If people with an Islamic cultural background are to find an enduring comfortable place within societies which are predominantly non-Muslim, then there is an urgent need for an enlightened, moderate, open interpretation of Islamic teaching, which can represent them and enter into dialogue with their host societies, which can claim authority and the high moral ground in speaking for Islam and not leave this position free for simplistic, fearful, aggressive fundamentalism. There is a challenge to western society to critically examine itself with relation to questions like tolerance, prejudice and openness to others – but this is a continual challenge to open societies everywhere with respect to all sorts of issues; the challenge to self-examination and continuous critical dialogue. But the challenge to Islam is just as great – to show that it can be a part of complex modern society, to positively affirm tolerance, multiplicity and the other Enlightenment values and find justification for them within its own religious context. And to take on and defeat in argument and debate the simplistic, simple-minded fundamentalists who claim to represent the teaching of Muhammad and the Muslim traditions. A moderate, open expression of Islam which speaks for, and is seen to speak for the vast majority of Muslims.

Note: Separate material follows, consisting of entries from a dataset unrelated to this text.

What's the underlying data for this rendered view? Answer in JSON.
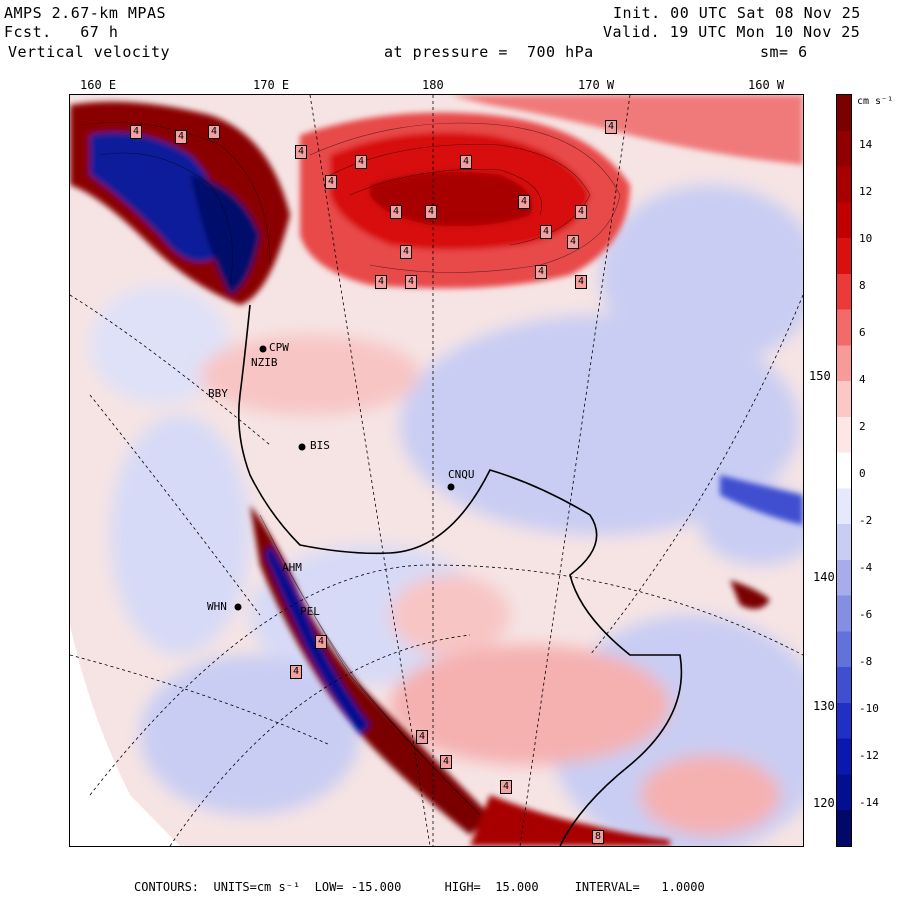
{
  "header": {
    "model": "AMPS 2.67-km MPAS",
    "forecast": "Fcst.   67 h",
    "variable": "Vertical velocity",
    "init": "Init. 00 UTC Sat 08 Nov 25",
    "valid": "Valid. 19 UTC Mon 10 Nov 25",
    "level": "at pressure =  700 hPa",
    "smoothing": "sm= 6"
  },
  "longitude_labels": [
    "160 E",
    "170 E",
    "180",
    "170 W",
    "160 W"
  ],
  "latitude_labels": [
    "150 W",
    "140 W",
    "130 W",
    "120 W"
  ],
  "stations": [
    "CPW",
    "NZIB",
    "BBY",
    "BIS",
    "CNQU",
    "AHM",
    "WHN",
    "PEL"
  ],
  "colorbar": {
    "unit": "cm s⁻¹",
    "ticks": [
      "14",
      "12",
      "10",
      "8",
      "6",
      "4",
      "2",
      "0",
      "-2",
      "-4",
      "-6",
      "-8",
      "-10",
      "-12",
      "-14"
    ],
    "colors": [
      "#7a0000",
      "#900000",
      "#a80000",
      "#c00000",
      "#d81010",
      "#ea3a3a",
      "#f26a6a",
      "#f79a9a",
      "#fbc7c7",
      "#fde6e6",
      "#ffffff",
      "#e6e8fb",
      "#c9cdf3",
      "#a7adeb",
      "#858fe2",
      "#6371da",
      "#3f4fd0",
      "#2030c4",
      "#0a18b0",
      "#040e90",
      "#02086a"
    ]
  },
  "footer": "CONTOURS:  UNITS=cm s⁻¹  LOW= -15.000      HIGH=  15.000     INTERVAL=   1.0000",
  "map_labels": [
    "4",
    "4",
    "4",
    "4",
    "4",
    "4",
    "4",
    "4",
    "4",
    "4",
    "4",
    "4",
    "4",
    "4",
    "4",
    "4",
    "4",
    "4",
    "4",
    "4",
    "4",
    "4",
    "4",
    "4",
    "8"
  ]
}
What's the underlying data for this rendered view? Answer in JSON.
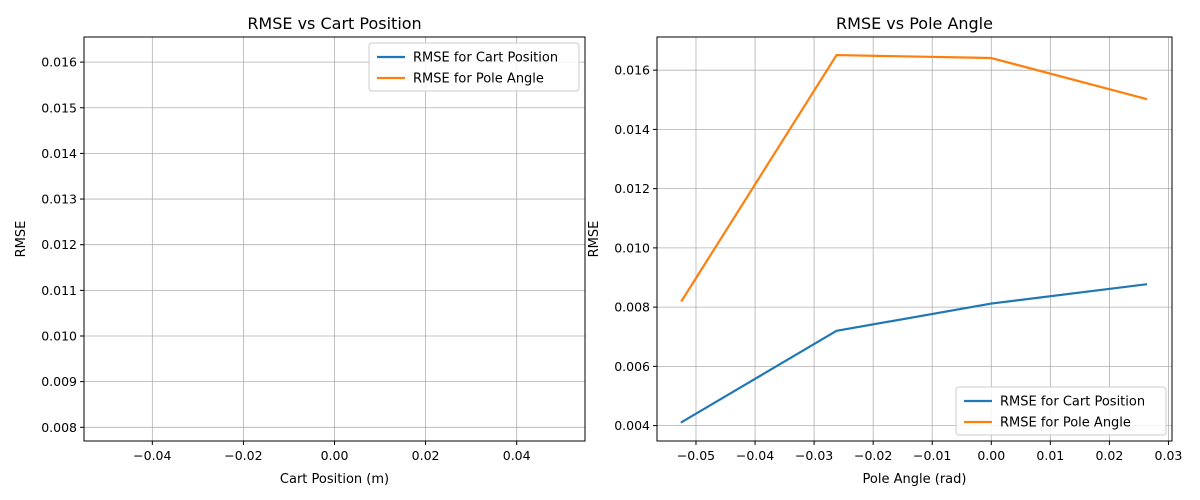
{
  "chart_data": [
    {
      "type": "line",
      "title": "RMSE vs Cart Position",
      "xlabel": "Cart Position (m)",
      "ylabel": "RMSE",
      "xlim": [
        -0.055,
        0.055
      ],
      "ylim": [
        0.0077,
        0.01655
      ],
      "xticks": [
        -0.04,
        -0.02,
        0.0,
        0.02,
        0.04
      ],
      "xtick_labels": [
        "−0.04",
        "−0.02",
        "0.00",
        "0.02",
        "0.04"
      ],
      "yticks": [
        0.008,
        0.009,
        0.01,
        0.011,
        0.012,
        0.013,
        0.014,
        0.015,
        0.016
      ],
      "ytick_labels": [
        "0.008",
        "0.009",
        "0.010",
        "0.011",
        "0.012",
        "0.013",
        "0.014",
        "0.015",
        "0.016"
      ],
      "grid": true,
      "legend_position": "top-right",
      "series": [
        {
          "name": "RMSE for Cart Position",
          "color": "#1f77b4",
          "x": [],
          "y": []
        },
        {
          "name": "RMSE for Pole Angle",
          "color": "#ff7f0e",
          "x": [],
          "y": []
        }
      ]
    },
    {
      "type": "line",
      "title": "RMSE vs Pole Angle",
      "xlabel": "Pole Angle (rad)",
      "ylabel": "RMSE",
      "xlim": [
        -0.0566,
        0.0306
      ],
      "ylim": [
        0.00348,
        0.01712
      ],
      "xticks": [
        -0.05,
        -0.04,
        -0.03,
        -0.02,
        -0.01,
        0.0,
        0.01,
        0.02,
        0.03
      ],
      "xtick_labels": [
        "−0.05",
        "−0.04",
        "−0.03",
        "−0.02",
        "−0.01",
        "0.00",
        "0.01",
        "0.02",
        "0.03"
      ],
      "yticks": [
        0.004,
        0.006,
        0.008,
        0.01,
        0.012,
        0.014,
        0.016
      ],
      "ytick_labels": [
        "0.004",
        "0.006",
        "0.008",
        "0.010",
        "0.012",
        "0.014",
        "0.016"
      ],
      "grid": true,
      "legend_position": "bottom-right",
      "series": [
        {
          "name": "RMSE for Cart Position",
          "color": "#1f77b4",
          "x": [
            -0.0524,
            -0.0262,
            0.0,
            0.0262
          ],
          "y": [
            0.00412,
            0.0072,
            0.00812,
            0.00877
          ]
        },
        {
          "name": "RMSE for Pole Angle",
          "color": "#ff7f0e",
          "x": [
            -0.0524,
            -0.0262,
            0.0,
            0.0262
          ],
          "y": [
            0.00822,
            0.01651,
            0.01641,
            0.01503
          ]
        }
      ]
    }
  ]
}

Sarrazin continues to make waves in Germany. In a poll published today, 18% of Germans said that they would vote for a new right-wing populist party led by him (such a party, fortunately, does not yet exist). This tendency to simplistic, slogan-driven, right-wing populism is worrying. It has broken out in many European countries, including the Netherlands and the UK in their most recent general elections and can be seen as the European expression of the Tea Party movement in the USA. We need them all about as much as we need a repeat of 9/11. And if the majority of decent people world-wide don’t resist their siren calls, promising easy solutions appealing to our baser nature, we’ll get both. Or worse.